• Carregando...
 | Antônio More/Gazeta do Povo
| Foto: Antônio More/Gazeta do Povo

Ficha técnica

Naturalidade: Niterói, RJ

Currículo: advogado há 22 anos, com mestrado e doutorado na PUC–SP, na área de direito público. A atuação profissional ligada a licitações e contratos administrativos. Presidente da Câmara de Arbitragem da FIEP e fellow do Chartered Institute of Arbitrators (CIArb), de Londres.
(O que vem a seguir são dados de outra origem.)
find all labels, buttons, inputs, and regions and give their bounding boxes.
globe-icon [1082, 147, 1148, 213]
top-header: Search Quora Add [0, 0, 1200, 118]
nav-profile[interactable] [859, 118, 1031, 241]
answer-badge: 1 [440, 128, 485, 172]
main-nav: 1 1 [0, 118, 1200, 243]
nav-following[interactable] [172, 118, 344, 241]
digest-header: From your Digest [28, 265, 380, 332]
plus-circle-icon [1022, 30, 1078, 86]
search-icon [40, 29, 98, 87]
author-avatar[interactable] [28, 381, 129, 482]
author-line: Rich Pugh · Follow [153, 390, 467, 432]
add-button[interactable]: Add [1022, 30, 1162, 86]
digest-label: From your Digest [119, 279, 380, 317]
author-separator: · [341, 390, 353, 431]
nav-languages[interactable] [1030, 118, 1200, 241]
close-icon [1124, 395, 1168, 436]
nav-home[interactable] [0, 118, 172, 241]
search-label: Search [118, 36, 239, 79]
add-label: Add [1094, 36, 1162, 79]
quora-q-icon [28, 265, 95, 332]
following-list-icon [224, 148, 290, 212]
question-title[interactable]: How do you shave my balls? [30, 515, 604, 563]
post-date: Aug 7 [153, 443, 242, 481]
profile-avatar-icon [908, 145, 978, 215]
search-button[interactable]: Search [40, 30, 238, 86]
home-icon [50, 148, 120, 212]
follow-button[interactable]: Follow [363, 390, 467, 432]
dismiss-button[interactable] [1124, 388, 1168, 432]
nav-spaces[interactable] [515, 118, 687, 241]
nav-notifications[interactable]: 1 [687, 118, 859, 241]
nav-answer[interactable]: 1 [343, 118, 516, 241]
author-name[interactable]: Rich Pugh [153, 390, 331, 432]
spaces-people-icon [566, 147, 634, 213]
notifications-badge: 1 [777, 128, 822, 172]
Jurista que o inspira: Marçal Justen Filho

Livro: Davi e Golias, Malcolm Gladwell

Nas horas vagas: Corrida e mergulho

As negociações de compra e venda de mercadorias entre 80 países, incluindo o Brasil, estão unificadas: todos se submetem às regras da Convenção de Viena das Nações Unidas sobre Contratos de Compra e Venda Internacional de Mercadorias (CISG, na sigla em inglês). O Brasil consolidou a adesão à regra em março de 2013 e agora passa por um processo de adaptação às normas. A CISG é uma lei uniforme sobre trocas mercantis e reúne regras para a formatação dos contratos de compra e venda internacional, além das obrigações das partes envolvidas. O advogado Cesar Augusto Guimarães Pereira, presidente da Câmara de Arbitragem da Federação das Indústrias do Paraná (Fiep), estuda e dá treinamentos a estudantes acerca das regras da CISG e questões relacionadas à arbitragem comercial internacional. Para ele, a adesão do Brasil ao tratado é positiva e aconteceu em um momento em que o sistema jurídico e de comércio do país está amadurecido para receber as novidades. Ele conversou com a Gazeta do Povo sobre o tema. Abaixo, confira os principais trechos da conversa:

A CISG entrou em vigor em 1988 e só agora o Brasil aderiu. Demorou muito?

De fato, a CISG, essa convenção das Nações Unidas para venda internacional de mercadorias, foi assinada em 1980 e passou a valer em 1988, quando atingiu número mínimo de ratificações para ter validade. O Brasil demorou esse tempo que foi talvez até um pouco longo demais para aderir a esse sistema. Mas não podemos esquecer que Brasil se inseriu no contexto de comércio internacional a partir da década de 1990, e só hoje nós somos um agente, um personagem importante no comércio internacional, mas demorou até que isso tenha acontecido. Acredito que levou o tempo necessário para que nós, como país e como sistema jurídico, tivéssemos amadurecido o suficiente.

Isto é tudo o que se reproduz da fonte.